Researchers from Columbia Business School and Copenhagen Business School recently published a paper entitled ‘The Liquid Hand-to-Mouth: Evidence from Personal Finance Management Software’. The report has been published by publications such as the world renowned Review of Financial Studies.
Using aggregated spending, income, balances, and credit limits, in collaboration with Meniga’s Analytics team, researches investigated spending responses to the arrival of both regular and irregular income and provided a first-order contribution to our understanding of consumption choices.
Read the full paper here.
The conclusion derived by researchers Arna Olafsson, Copenhagen Business School and Michaela Page, Columbia Business School was that spending is significantly excessively sensitive to income payments. Payday spending is a completely understandable behavior from a common-sense standpoint but standard economic theory states that consumption should not respond to the timing of predictable changes in disposable income because people optimize their budgets across time.
So theoretically, you shouldn’t see people consuming more just because they have more money one day — yet it happens.
Historically economists have attributed payday spending to a lack of cash on hand, due either to a lack of savings, as among the working poor, or to wealth being tied up in houses, cars and investments, as among the more affluent.
However, Arna and Michaela show that these explanations are not empirically relevant and infer that a psychological response may cause people to spend on payday.
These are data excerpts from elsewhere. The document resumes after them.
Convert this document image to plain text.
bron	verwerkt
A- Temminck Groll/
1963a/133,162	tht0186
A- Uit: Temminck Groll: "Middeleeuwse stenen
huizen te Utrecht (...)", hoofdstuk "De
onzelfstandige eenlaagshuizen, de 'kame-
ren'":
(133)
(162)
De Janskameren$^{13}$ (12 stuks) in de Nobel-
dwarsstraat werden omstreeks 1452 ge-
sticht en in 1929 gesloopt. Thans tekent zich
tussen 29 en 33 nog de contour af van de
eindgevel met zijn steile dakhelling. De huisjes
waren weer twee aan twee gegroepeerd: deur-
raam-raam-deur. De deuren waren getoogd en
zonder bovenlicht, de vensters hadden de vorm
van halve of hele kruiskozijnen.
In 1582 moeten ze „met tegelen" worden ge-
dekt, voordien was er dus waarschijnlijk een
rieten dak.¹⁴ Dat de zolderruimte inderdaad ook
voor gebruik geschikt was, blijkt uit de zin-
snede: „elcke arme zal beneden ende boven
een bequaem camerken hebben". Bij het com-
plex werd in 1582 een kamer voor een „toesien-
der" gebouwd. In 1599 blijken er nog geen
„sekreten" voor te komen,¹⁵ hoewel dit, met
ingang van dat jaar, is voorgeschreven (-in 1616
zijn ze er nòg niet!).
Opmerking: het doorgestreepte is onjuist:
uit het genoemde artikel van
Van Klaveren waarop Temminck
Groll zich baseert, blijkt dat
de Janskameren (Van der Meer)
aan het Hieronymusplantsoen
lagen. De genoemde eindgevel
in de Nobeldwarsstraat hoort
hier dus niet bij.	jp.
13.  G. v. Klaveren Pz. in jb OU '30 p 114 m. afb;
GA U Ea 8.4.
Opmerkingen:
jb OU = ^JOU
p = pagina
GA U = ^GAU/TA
Despite the fact the income is expected, the influx gives consumers a momentary feeling of being flush with cash, leading them to splurge on more, and pricier, goods.
Arna Olafsson researcher at Copenhagen Business School said “The findings suggest that there exists a powerful psychological reason to spend cash inflows. Thus, individuals do not inter-temporally optimize but instead use heuristics to decide how much to consume and save.
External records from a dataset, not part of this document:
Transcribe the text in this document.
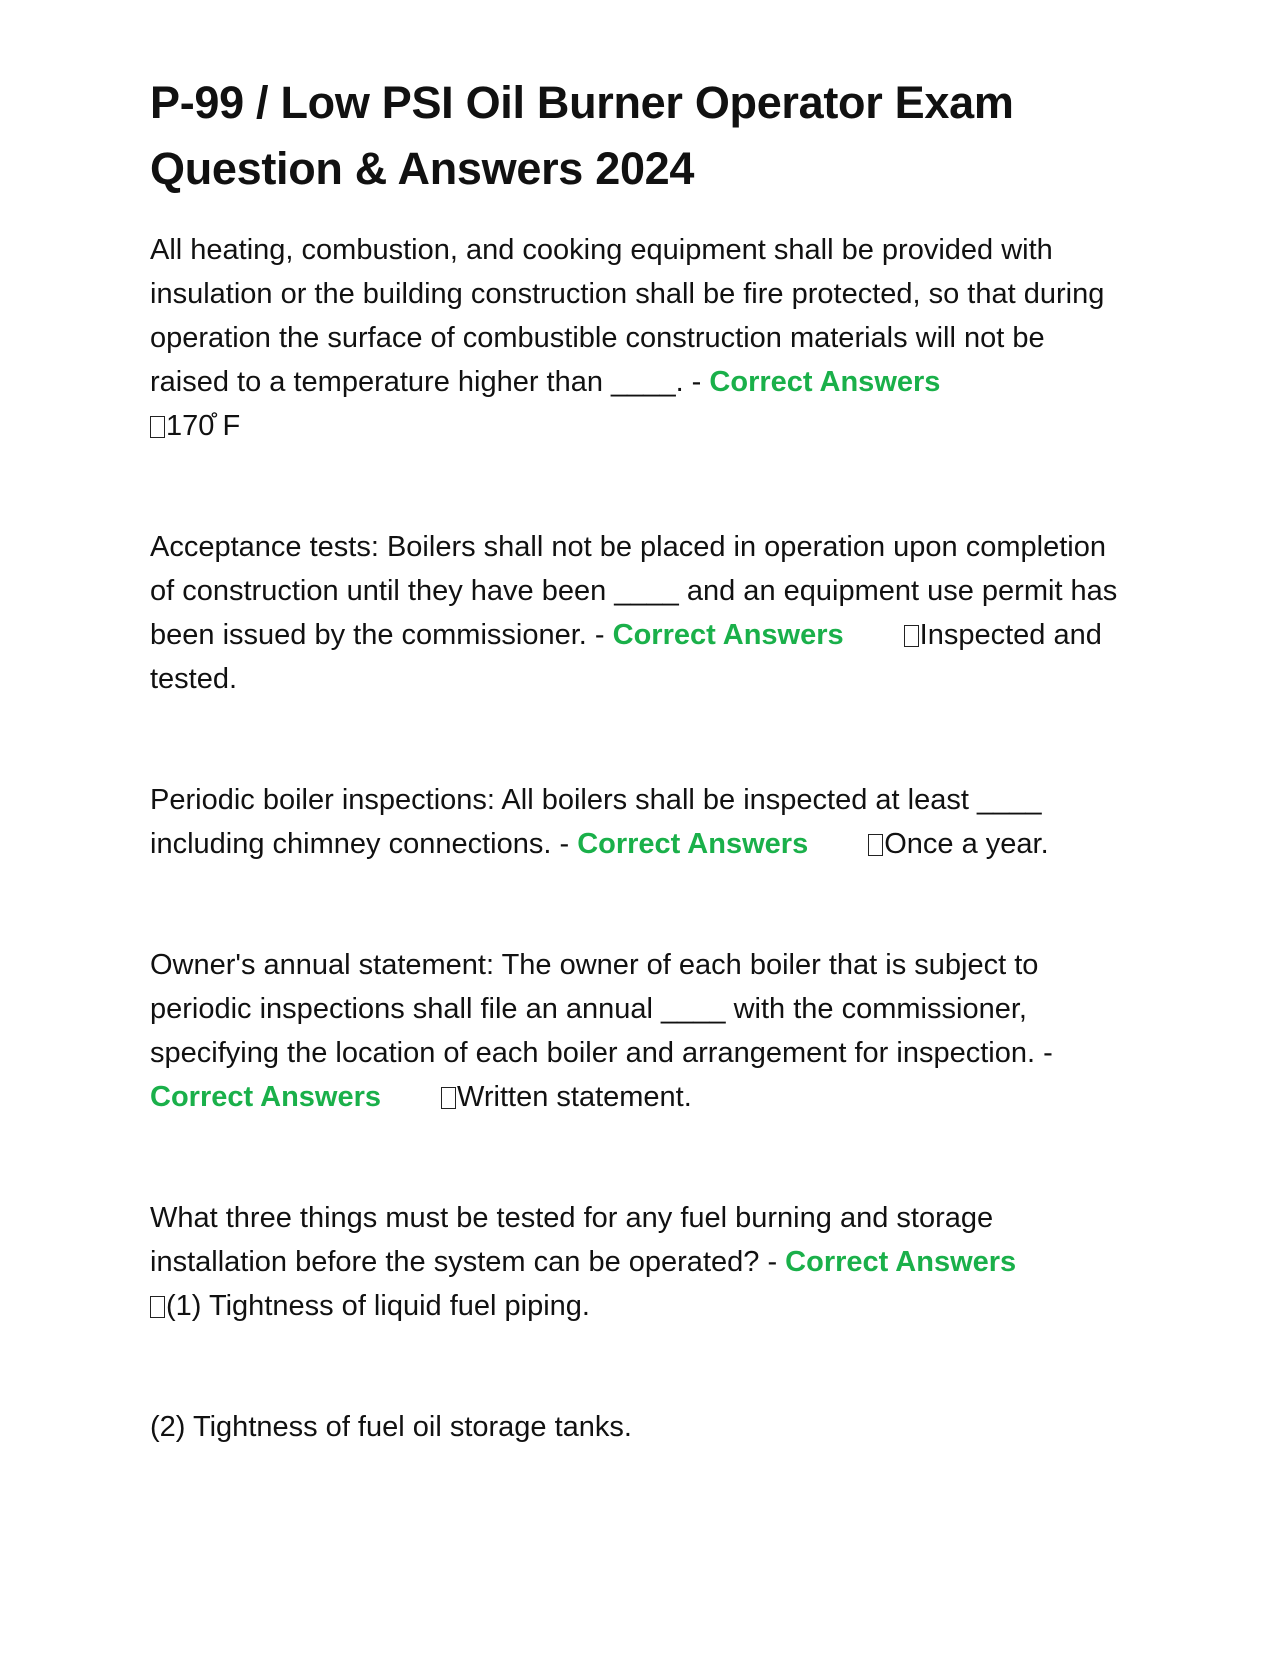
P-99 / Low PSI Oil Burner Operator Exam Question & Answers 2024

All heating, combustion, and cooking equipment shall be provided with insulation or the building construction shall be fire protected, so that during operation the surface of combustible construction materials will not be raised to a temperature higher than ____. - Correct Answers
170̊ F

Acceptance tests: Boilers shall not be placed in operation upon completion of construction until they have been ____ and an equipment use permit has been issued by the commissioner. - Correct Answers	Inspected and tested.

Periodic boiler inspections: All boilers shall be inspected at least ____ including chimney connections. - Correct Answers	Once a year.

Owner's annual statement: The owner of each boiler that is subject to periodic inspections shall file an annual ____ with the commissioner, specifying the location of each boiler and arrangement for inspection. - Correct Answers	Written statement.

What three things must be tested for any fuel burning and storage installation before the system can be operated? - Correct Answers
(1) Tightness of liquid fuel piping.

(2) Tightness of fuel oil storage tanks.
We remain agnostic about which environmental or preference-related theories drive hand-to-mouth behavior, and we assume that this behavior may be caused by any preference or cognitive, computational, and time limits of the household.
However, the results call attention to the the lack of rigorous, portable, and generally-applicable models of such behavior. The bottom line is that we cannot expect realistic predictions from economic models if their assumptions are not.”
Meniga has previously worked with the two Universities on a paper entitled ‘The Retirement-Consumption Puzzle: New Evidence from Personal Finances’ which concluded that retirees were more inclined to reduce consumer debt and increase their liquid savings.